Obama Signs Global Internet Treaty Worse Than SOPA


DennisLeeWilson's picture

SOPA and PIPA were diversions--and they worked!

Suverans2's picture

The breach in our defenses, said Frank Chodorov[1], is in Article VI of the Constitution, which provides that "...all Treaties made, or which shall be made, under the Authority of the United States, shall be the supreme Law of the Land; and the Judges in every State shall be bound thereby, any Thing in the Constitution or Laws of any State to the Contrary notwithstanding.

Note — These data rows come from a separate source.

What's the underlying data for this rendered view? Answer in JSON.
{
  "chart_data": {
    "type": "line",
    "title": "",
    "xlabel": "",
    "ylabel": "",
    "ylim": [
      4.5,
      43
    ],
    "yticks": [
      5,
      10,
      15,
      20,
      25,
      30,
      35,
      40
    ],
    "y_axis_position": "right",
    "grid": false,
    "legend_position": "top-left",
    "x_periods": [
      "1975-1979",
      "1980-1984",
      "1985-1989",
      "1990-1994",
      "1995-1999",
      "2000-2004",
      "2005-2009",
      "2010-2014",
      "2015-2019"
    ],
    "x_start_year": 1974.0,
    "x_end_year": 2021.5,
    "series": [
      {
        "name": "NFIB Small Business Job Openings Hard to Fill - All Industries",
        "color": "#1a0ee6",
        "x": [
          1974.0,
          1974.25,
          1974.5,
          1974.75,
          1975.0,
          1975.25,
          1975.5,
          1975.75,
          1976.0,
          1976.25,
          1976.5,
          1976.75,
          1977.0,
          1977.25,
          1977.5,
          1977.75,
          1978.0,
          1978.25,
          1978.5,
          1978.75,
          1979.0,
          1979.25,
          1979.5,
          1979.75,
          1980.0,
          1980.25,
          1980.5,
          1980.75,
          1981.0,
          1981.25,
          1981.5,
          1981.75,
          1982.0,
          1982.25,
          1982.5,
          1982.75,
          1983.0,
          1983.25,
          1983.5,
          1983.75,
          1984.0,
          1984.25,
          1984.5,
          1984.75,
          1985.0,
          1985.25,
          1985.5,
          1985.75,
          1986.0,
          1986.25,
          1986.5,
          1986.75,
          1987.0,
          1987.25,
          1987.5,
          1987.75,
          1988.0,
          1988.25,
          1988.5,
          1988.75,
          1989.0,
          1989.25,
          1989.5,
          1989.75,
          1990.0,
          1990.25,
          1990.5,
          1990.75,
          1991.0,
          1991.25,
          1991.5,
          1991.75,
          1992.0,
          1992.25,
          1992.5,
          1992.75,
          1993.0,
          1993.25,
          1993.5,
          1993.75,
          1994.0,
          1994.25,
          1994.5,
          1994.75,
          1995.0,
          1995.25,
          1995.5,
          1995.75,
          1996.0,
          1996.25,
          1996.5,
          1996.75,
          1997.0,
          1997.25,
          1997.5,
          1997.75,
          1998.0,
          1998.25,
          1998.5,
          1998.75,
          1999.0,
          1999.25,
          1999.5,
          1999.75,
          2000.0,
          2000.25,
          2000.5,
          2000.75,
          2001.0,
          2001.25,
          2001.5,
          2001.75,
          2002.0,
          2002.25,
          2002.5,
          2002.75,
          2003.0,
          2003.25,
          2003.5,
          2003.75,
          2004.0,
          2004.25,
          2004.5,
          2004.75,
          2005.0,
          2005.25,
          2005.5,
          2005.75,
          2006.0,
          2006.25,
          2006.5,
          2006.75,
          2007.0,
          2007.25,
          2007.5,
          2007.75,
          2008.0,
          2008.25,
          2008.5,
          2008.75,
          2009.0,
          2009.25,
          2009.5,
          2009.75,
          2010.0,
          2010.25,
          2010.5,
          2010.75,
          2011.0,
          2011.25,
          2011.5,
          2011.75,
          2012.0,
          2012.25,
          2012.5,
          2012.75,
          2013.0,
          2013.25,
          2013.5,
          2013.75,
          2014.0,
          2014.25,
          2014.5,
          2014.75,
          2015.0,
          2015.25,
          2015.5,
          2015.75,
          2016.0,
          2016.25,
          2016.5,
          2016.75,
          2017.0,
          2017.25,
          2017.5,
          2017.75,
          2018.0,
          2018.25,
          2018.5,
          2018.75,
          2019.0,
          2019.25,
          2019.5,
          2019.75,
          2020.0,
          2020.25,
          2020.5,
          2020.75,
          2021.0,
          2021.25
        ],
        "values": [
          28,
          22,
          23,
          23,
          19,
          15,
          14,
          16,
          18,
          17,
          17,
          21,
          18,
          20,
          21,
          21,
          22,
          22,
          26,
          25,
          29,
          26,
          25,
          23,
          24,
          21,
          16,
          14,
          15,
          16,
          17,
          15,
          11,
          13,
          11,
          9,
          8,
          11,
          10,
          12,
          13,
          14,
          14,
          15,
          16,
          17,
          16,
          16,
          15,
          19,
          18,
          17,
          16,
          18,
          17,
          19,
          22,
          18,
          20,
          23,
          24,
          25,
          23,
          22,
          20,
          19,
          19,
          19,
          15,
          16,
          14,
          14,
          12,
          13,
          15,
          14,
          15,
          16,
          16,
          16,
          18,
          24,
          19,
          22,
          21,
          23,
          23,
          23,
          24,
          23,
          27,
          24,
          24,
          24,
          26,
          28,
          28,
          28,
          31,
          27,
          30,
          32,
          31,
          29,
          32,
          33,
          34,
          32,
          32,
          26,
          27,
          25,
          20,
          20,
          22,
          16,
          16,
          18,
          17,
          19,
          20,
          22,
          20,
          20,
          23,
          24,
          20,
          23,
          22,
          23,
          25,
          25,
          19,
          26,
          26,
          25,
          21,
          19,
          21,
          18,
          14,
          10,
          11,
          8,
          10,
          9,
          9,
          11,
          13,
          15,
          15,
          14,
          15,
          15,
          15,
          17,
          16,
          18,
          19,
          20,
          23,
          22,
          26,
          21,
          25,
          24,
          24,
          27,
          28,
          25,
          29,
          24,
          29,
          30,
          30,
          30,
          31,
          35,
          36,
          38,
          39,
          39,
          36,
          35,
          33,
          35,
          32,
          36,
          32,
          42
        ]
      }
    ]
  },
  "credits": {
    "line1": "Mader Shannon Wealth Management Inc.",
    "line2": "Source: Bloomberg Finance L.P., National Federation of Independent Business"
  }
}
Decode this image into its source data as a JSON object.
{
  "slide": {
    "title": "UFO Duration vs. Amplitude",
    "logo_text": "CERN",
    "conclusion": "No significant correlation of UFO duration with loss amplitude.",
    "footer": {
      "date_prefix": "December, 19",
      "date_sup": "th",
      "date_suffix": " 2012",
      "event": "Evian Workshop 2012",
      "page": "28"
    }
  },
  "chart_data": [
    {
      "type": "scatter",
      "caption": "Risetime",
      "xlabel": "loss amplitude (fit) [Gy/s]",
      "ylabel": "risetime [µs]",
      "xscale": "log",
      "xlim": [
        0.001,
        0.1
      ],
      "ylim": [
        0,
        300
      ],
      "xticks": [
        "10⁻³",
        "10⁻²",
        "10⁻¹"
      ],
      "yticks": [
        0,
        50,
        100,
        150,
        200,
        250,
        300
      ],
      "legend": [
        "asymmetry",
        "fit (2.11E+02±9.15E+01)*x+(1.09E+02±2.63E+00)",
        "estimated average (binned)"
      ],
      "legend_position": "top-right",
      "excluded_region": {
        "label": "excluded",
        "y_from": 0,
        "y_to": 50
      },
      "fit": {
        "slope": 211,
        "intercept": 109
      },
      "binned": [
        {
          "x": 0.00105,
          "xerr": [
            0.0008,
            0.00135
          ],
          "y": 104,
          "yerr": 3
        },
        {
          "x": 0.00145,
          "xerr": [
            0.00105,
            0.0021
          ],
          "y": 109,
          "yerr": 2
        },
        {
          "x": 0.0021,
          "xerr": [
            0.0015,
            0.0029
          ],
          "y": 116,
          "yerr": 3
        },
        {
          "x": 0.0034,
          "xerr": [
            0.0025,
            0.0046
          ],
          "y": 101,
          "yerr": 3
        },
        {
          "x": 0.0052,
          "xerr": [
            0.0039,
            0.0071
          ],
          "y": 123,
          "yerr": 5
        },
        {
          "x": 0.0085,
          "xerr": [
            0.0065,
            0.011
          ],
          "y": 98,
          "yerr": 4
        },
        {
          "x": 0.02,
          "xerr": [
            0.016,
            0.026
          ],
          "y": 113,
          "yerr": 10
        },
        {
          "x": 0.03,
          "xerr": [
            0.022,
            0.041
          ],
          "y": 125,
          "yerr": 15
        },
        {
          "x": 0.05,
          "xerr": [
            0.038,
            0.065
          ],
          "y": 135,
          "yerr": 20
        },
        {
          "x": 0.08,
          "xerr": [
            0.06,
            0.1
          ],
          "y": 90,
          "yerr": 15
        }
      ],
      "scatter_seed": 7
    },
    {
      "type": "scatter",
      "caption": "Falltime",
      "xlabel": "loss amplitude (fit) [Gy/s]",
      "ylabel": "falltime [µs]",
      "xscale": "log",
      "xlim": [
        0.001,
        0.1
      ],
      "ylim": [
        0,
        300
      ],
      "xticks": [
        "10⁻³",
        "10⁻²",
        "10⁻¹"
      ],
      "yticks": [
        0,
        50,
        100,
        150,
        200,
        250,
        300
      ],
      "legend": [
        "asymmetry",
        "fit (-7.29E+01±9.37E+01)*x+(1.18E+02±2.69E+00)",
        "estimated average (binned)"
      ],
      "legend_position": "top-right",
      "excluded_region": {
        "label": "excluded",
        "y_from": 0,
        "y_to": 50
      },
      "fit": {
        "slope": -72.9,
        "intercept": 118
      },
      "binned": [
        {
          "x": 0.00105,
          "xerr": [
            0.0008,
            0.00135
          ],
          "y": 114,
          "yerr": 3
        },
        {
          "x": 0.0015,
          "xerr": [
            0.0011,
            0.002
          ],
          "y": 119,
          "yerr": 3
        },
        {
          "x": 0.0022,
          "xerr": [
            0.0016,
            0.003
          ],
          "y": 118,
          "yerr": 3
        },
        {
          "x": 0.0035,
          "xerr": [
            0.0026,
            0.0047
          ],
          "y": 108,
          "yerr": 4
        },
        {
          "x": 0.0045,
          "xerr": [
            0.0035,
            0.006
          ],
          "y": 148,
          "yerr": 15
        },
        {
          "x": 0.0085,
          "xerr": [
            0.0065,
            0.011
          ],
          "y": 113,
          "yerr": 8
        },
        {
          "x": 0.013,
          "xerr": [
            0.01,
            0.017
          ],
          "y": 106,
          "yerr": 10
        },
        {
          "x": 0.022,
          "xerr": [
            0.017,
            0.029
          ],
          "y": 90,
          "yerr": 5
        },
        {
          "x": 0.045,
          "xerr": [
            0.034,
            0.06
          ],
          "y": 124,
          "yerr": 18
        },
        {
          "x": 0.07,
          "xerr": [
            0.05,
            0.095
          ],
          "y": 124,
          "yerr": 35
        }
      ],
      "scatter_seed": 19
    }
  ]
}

So much for the Tenth Amendment.

Secretary of State John Foster Dulles stated that "The treaty power is an extraordinary power, liable to abuse," and warned that "Treaties can take powers away from the Congress and give them to the President. They can take powers from the states and give them to the federal government or to some international body and they can cut across the rights given to the people by their Constitutional Bill of Rights."

This is precisely why "the Eisenhower Administration, and particularly the U.S. State Department, went all out to defeat the Bricker Amendment, which sought to greatly limit that power.

"Introduced into the Senate in February, 1952, as Senate Joint Resolution 130, the "Bricker Amendment" to the Constitution read as follows:

    Section 1. A provision of a treaty which conflicts with this Constitution shall not be of any force or effect.
    Section 2. A treaty shall become effective as internal law in the United States only through legislation which would be valid in the absence of treaty.
    Section 3. Congress shall have power to regulate all executive and other agreements with any foreign power or international organization. All such agreements shall be subject to the limitations imposed on treaties by this article.
    Section 4. The congress shall have power to enforce this article by appropriate legislation."

No one listened then, and my guess is that no one will listen now.

[1] Frank Chodorov was an American member of the Old Right, a group of libertarian thinkers who were non-interventionist in foreign policy and opposed both the American entry into World War II and the New Deal.